Fact is that the Federal Government has little influence to compel recalcitrant state governors to implement the envisaged new Minimum Wage and harmonisation of pensions. Recall that in his inaugural speech, President Muhammadu Buhari expressed revulsion at those governors who hijack the monthly statutory allocations to local government councils.
The importance of harmonising pension cannot be over-emphasised. The liberalisation of the down-stream sector of petroleum industry led to rise in prices of petrol and kerosene respectively. Consequently, the inflation caused by the increase is affecting consumers  concerning supply and demand.
Observers are of the view that the government’s policy on the energy was inevitable in order to shore up the country’s dwindling foreign reserves. Though the  organised labour called for strike to protest the new price regime,  it was not lost on  the federal government as it expressed readiness for negotiation to inject palliative measures to cushion the severe impact of the phenomenal rise in the prices of petroleum products.
It is in this regard that  it constituted and inaugurated  a ‘Joint Committee’ with  organised labour to  come up with a new minimum wage.
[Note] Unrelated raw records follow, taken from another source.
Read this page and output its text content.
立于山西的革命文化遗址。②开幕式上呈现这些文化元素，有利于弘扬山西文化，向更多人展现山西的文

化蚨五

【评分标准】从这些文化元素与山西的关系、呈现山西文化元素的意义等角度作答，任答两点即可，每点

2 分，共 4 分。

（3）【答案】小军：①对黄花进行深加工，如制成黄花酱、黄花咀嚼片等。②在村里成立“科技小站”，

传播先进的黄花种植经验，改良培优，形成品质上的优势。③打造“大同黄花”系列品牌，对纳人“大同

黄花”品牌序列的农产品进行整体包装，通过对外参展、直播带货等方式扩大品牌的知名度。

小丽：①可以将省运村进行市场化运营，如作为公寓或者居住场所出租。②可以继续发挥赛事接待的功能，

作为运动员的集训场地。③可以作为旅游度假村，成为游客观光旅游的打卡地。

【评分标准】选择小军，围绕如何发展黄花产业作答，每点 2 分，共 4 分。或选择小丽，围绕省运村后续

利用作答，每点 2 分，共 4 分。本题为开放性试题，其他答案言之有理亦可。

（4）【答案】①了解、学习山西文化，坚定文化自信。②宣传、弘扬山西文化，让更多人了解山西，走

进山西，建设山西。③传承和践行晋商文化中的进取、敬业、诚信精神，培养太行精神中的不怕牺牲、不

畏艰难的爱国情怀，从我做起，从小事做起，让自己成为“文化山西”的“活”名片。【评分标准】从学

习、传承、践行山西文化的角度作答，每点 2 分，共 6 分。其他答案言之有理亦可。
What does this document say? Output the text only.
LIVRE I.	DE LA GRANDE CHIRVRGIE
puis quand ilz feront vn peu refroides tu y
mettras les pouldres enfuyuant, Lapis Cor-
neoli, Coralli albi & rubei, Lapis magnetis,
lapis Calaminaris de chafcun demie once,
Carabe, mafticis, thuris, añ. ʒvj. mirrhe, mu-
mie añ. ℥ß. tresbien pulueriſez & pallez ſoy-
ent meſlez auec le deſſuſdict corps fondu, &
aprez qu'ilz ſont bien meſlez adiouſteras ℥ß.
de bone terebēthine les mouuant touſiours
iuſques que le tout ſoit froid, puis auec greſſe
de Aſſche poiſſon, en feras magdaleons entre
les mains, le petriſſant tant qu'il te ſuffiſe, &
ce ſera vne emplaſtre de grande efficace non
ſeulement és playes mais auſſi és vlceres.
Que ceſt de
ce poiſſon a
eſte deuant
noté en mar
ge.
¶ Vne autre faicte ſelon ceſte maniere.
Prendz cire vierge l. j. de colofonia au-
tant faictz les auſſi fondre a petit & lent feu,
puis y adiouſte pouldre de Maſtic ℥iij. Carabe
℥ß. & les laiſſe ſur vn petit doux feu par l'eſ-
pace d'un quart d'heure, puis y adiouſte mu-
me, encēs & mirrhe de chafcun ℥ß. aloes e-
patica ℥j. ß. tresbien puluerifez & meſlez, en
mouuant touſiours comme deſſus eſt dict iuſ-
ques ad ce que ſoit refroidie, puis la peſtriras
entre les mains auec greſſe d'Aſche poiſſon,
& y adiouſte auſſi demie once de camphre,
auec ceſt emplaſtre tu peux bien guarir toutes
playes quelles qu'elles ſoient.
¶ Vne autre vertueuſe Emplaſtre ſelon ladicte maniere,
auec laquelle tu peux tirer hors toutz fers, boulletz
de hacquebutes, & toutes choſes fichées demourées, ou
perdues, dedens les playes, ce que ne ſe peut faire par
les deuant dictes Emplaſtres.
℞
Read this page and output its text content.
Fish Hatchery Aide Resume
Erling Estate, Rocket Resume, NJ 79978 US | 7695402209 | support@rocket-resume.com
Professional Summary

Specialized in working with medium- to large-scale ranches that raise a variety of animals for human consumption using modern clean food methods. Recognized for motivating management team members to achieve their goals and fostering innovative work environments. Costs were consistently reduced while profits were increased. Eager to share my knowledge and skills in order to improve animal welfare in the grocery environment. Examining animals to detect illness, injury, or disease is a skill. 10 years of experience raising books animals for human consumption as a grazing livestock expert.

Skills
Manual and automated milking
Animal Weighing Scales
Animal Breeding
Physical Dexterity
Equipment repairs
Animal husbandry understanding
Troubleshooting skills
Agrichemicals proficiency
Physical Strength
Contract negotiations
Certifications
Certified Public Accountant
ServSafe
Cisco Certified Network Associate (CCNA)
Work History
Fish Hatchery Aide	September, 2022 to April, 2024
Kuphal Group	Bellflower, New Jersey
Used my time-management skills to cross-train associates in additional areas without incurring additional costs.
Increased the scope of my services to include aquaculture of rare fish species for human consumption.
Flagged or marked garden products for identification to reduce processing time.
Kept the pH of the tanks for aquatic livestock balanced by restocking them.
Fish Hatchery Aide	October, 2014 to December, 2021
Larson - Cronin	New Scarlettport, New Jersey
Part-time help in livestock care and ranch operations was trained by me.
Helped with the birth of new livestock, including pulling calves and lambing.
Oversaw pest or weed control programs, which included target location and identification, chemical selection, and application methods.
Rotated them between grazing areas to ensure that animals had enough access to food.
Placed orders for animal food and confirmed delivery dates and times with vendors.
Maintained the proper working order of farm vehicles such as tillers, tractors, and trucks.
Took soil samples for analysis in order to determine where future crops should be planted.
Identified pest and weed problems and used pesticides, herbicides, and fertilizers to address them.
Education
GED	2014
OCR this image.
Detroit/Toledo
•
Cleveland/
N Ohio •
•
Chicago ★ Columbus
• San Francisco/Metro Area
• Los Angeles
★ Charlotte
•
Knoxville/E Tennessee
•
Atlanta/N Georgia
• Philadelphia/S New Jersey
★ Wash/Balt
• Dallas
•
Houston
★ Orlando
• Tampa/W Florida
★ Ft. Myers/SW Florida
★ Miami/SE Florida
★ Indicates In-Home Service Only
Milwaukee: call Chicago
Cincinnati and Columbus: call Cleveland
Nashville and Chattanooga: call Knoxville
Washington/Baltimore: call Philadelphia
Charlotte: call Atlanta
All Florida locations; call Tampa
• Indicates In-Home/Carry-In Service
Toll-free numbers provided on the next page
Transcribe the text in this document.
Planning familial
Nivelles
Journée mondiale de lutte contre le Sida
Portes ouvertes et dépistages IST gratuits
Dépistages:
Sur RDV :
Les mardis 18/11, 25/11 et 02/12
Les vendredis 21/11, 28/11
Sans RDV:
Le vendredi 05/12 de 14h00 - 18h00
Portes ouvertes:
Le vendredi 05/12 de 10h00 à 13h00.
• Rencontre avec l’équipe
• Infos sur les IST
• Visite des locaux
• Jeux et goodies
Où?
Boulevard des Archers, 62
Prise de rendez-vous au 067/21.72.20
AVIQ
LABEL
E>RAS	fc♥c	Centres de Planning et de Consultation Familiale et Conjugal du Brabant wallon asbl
The expectations from public servants in the three tiers of government is to be paid a reasonable new wage, even as pensioners are expecting  income harmonisation. We  are therefore calling on both parties to negotiate in good faith to save millions of workers and pensioners from increasing poverty and destitution. We believe and hope the Minister of Labour would at the end of the day give Nigerians reason to smile.